就任5年くらいじゃまだ出せない味ってのがありますが、11年のときを経て、何べんも何べんも取り上げてきた曲だからこそ熟成された音になって、ようやく勝負!と思っています。
表向きは定番のクラシックコンサートに見えるけど、普段クラシックを聴かない方に聴いてほしいというのと同時に、コアなクラシック・ファンにも僕らの11 年の軌跡を感じてほしいんです。僕が目指しているのは、聴き終わった後に、「ベートーヴェンってすごいね、ブラームスってすごいね」と曲自身の魅力を感じてもらえるような演奏なんです。逆に、「関西フィル&藤岡って面白いね」とは一番言われたくないんです。
大阪のお客さんは、海外のオケなど、そういういい演奏を聴いてらっしゃいますから、ちょっとやそっとじゃ出来ないでしょうけど、何度もこの「田園」「ブラ1」を聴かれているクラシックのファンに、「やっぱりすごいな」と思わせてはじめて本物だと思っています。
―――藤岡さんが特に思い入れのあるベートーヴェン「田園」への“こだわり”
ベートーヴェンは、ここ数十年、古楽器奏法というのがすごく流行ってますよね。僕もマンチェスター室内オケのときに、ベートーヴェンを古楽器奏法でやっていたんです。古楽器奏法はイギリス発祥なので、彼らはすでに古楽器奏法を追及していて。僕も当時のイギリスのスタイルの洗礼を受けて、対向配置にして楽器を変えて、どんどん突き詰めていったんですが“でも待てよ”と。“だったら古楽器オーケストラをやればいいじゃない”と思ったところで、僕はいったんベートーヴェンを振ることをやめたんです。で、ヨーロッパでは、いっさいベートーヴェンを振らなくなって。それから、ベートーヴェンについていろんなことを勉強し直して、室内楽もピアノ曲も、ベートーヴェンの生涯も。もう、隠し子がいたと知ったときは卒倒したけど。その上で、自分なりのベートーヴェンについて模索しはじめたのが、関西フィルとなんです。今回の「田園」では、昔の大指揮者時代のベートーヴェンでも、古楽器スタイルのベートーヴェンでもない、新鮮だけれども奇を衒わず自分なりのスタイルを、お聴かせできればと思っています。
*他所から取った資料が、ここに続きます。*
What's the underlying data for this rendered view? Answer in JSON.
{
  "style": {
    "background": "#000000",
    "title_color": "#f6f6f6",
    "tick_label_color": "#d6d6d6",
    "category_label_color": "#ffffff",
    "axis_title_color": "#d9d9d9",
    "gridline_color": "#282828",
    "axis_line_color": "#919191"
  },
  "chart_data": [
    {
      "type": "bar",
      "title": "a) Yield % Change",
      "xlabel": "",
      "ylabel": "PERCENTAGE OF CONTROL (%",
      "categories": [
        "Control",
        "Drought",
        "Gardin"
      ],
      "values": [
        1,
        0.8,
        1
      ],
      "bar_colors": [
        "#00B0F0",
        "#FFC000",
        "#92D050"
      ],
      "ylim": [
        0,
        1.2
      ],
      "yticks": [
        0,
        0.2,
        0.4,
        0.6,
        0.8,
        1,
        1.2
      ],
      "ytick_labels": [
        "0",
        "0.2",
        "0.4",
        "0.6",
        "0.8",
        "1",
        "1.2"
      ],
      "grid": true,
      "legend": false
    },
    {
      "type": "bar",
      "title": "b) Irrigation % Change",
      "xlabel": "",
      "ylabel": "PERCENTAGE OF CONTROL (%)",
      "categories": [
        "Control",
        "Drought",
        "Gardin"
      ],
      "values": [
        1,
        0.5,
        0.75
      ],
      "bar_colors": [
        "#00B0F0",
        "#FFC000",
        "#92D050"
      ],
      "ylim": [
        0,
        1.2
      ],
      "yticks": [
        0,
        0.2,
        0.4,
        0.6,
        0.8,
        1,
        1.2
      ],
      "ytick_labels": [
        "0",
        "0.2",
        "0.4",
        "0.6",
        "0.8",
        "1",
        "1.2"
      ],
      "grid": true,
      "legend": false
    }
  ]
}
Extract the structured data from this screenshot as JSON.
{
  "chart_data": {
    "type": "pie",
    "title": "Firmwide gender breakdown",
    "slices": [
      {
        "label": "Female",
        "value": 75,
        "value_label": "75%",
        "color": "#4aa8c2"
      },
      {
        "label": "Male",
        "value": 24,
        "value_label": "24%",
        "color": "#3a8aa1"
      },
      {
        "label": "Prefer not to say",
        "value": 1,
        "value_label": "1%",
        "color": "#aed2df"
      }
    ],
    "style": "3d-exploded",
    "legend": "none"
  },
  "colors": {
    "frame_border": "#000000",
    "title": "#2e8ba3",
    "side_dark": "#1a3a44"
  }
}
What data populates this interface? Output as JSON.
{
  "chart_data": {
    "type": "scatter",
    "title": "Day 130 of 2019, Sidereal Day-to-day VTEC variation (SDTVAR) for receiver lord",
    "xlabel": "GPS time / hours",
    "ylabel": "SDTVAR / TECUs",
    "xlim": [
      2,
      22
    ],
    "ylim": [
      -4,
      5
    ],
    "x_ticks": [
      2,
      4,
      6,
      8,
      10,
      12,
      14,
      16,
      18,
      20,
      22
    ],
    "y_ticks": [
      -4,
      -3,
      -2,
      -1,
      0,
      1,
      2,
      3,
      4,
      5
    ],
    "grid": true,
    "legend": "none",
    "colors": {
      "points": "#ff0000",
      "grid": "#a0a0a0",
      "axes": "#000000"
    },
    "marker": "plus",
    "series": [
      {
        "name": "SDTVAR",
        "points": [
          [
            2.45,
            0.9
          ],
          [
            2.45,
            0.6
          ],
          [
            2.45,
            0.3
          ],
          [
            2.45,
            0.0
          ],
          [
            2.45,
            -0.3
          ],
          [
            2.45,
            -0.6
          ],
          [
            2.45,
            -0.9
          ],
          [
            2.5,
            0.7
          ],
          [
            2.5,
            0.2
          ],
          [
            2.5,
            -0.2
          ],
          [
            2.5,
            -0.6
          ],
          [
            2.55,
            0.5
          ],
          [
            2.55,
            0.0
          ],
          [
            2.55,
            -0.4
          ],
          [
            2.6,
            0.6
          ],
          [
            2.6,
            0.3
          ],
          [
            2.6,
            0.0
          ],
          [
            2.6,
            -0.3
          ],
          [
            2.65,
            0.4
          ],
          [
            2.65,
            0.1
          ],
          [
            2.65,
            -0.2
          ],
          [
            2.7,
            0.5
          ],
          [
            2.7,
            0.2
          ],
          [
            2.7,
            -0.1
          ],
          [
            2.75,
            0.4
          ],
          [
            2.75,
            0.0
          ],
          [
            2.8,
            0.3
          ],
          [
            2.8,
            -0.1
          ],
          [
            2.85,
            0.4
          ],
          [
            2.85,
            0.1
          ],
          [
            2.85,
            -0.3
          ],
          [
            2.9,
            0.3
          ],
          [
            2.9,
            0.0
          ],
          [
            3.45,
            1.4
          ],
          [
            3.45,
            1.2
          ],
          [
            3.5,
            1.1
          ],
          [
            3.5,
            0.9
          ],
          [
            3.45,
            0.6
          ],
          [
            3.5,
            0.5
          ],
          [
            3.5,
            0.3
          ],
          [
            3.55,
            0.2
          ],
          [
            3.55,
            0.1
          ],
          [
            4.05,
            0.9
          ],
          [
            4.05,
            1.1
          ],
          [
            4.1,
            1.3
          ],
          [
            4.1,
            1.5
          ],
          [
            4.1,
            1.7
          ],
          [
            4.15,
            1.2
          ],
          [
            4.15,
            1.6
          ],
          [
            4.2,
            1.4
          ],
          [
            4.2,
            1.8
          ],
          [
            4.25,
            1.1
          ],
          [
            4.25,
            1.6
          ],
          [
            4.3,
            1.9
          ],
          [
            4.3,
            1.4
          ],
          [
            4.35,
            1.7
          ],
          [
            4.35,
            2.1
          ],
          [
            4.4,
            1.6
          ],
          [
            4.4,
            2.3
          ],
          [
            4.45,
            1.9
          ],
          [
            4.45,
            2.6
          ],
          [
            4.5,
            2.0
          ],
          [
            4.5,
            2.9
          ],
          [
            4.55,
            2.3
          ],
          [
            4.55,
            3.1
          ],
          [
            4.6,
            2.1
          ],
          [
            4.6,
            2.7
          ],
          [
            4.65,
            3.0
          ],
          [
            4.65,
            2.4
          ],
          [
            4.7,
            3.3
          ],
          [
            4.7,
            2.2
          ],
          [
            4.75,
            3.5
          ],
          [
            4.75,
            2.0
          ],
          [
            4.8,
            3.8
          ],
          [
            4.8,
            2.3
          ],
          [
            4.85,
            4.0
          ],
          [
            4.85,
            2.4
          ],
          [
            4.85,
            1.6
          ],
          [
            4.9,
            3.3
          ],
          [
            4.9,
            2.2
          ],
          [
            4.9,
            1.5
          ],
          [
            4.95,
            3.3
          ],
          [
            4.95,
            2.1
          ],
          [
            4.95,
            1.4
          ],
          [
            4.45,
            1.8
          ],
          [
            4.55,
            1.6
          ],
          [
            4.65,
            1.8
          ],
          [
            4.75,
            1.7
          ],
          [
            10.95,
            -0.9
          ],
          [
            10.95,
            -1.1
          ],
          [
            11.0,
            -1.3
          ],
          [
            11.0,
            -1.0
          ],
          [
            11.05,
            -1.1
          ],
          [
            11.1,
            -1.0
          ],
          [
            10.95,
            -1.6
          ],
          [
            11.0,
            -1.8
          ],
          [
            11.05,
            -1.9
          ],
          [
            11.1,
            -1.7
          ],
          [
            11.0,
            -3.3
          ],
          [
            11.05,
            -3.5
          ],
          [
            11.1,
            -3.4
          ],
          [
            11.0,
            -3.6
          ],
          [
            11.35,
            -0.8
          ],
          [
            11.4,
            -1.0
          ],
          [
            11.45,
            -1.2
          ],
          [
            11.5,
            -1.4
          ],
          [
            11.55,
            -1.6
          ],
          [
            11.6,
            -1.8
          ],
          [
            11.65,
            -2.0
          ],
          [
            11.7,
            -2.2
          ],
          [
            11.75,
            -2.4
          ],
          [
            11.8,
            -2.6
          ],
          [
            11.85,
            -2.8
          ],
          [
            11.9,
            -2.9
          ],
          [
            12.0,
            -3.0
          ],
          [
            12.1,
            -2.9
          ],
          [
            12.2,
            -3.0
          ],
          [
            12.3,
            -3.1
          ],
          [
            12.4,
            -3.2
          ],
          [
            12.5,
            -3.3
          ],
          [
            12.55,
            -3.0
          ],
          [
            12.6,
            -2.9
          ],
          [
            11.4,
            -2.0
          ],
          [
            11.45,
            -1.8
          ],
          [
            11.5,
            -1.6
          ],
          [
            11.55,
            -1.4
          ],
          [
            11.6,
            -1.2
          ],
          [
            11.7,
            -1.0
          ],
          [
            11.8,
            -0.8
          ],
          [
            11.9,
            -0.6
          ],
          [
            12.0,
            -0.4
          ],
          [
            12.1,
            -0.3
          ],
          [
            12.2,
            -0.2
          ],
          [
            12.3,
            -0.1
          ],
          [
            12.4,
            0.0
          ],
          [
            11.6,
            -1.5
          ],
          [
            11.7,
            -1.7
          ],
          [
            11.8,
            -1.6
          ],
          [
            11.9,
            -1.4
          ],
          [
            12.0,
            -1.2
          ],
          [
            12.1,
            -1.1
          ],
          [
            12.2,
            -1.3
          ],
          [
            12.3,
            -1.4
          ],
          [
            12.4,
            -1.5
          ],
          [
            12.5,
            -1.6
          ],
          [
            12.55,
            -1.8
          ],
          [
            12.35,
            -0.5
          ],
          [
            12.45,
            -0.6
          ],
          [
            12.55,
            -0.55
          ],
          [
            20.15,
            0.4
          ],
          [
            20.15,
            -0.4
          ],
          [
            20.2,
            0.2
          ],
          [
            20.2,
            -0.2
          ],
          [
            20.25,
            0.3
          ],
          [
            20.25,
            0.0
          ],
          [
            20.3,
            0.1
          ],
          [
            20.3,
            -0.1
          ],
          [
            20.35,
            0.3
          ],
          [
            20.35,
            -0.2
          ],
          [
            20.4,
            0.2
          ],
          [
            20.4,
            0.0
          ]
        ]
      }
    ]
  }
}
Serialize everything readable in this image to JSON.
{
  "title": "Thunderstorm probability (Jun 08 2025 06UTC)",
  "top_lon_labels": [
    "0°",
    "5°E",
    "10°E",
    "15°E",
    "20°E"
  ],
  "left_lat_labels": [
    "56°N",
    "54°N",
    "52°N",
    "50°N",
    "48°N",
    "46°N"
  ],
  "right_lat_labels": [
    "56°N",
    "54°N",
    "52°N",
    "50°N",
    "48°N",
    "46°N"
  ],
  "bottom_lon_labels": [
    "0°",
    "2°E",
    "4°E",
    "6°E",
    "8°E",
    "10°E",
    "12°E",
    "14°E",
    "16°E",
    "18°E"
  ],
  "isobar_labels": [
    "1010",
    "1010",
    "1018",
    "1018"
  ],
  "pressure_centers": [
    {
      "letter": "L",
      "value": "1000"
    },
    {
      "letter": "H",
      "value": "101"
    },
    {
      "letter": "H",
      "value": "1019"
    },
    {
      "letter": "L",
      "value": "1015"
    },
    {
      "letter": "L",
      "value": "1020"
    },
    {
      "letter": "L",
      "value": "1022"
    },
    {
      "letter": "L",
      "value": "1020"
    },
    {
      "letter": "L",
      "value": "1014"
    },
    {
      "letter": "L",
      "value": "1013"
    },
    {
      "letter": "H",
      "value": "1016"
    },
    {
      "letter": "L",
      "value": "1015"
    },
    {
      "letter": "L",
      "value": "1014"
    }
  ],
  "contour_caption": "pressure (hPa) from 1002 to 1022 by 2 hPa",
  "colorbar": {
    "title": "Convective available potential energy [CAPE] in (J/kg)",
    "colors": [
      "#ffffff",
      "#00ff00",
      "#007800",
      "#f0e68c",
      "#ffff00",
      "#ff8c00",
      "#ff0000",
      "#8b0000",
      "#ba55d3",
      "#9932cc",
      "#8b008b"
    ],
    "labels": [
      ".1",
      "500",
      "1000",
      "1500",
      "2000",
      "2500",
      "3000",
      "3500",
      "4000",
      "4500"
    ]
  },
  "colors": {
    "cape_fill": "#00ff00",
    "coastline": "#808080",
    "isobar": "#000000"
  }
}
ベートーヴェンは、常に新しい楽器を求めていましたし、おそらく彼自身の言葉で言うと、“感情を表現した作曲家”なんです。特に交響曲では、ハイドンとかモーツァルトとは違って、自分の感情を強烈に表現してる。ベートーヴェンは耳が聞こえなかったですし、その当時出てきている音よりも、楽譜のウラにある精神性、感情が、どのシンフォニーも大事だと思っています。ビブラートをかけるかけないではなくて、当時彼が持っていた感情を表現できるかが大事。ベートーヴェンの純音楽的なところだけでなく、感情をきちっと表現できなないといけないんです。そういうことで、“アンチ古楽器”くらいの気持ちでやりたいと思っています。
ちなみに、ベートーヴェンは、「田園」を書き終わった後、好きだった女性と大喧嘩するんですが、その理由が“彼女の家の若い男の召使”との仲を疑った嫉妬なんです!そのエピソードもあってベートーヴェンも「人の子」だなって思って好きなんですよね。
―――もう一つの名曲、ブラームス「第1番」について
ブラームスは、感情的というより純音楽的に描いた作曲家なんです。で、他の作曲家と比べて何が違うかっていうと“音響”なんですよ。ベースラインがすごい綺麗で、重心が低い。内声部が充実していて、濃密な“音響の塊”みたいなところがあるんですよ。それはある意味、オーケストラ音楽にとって一大革命なんです。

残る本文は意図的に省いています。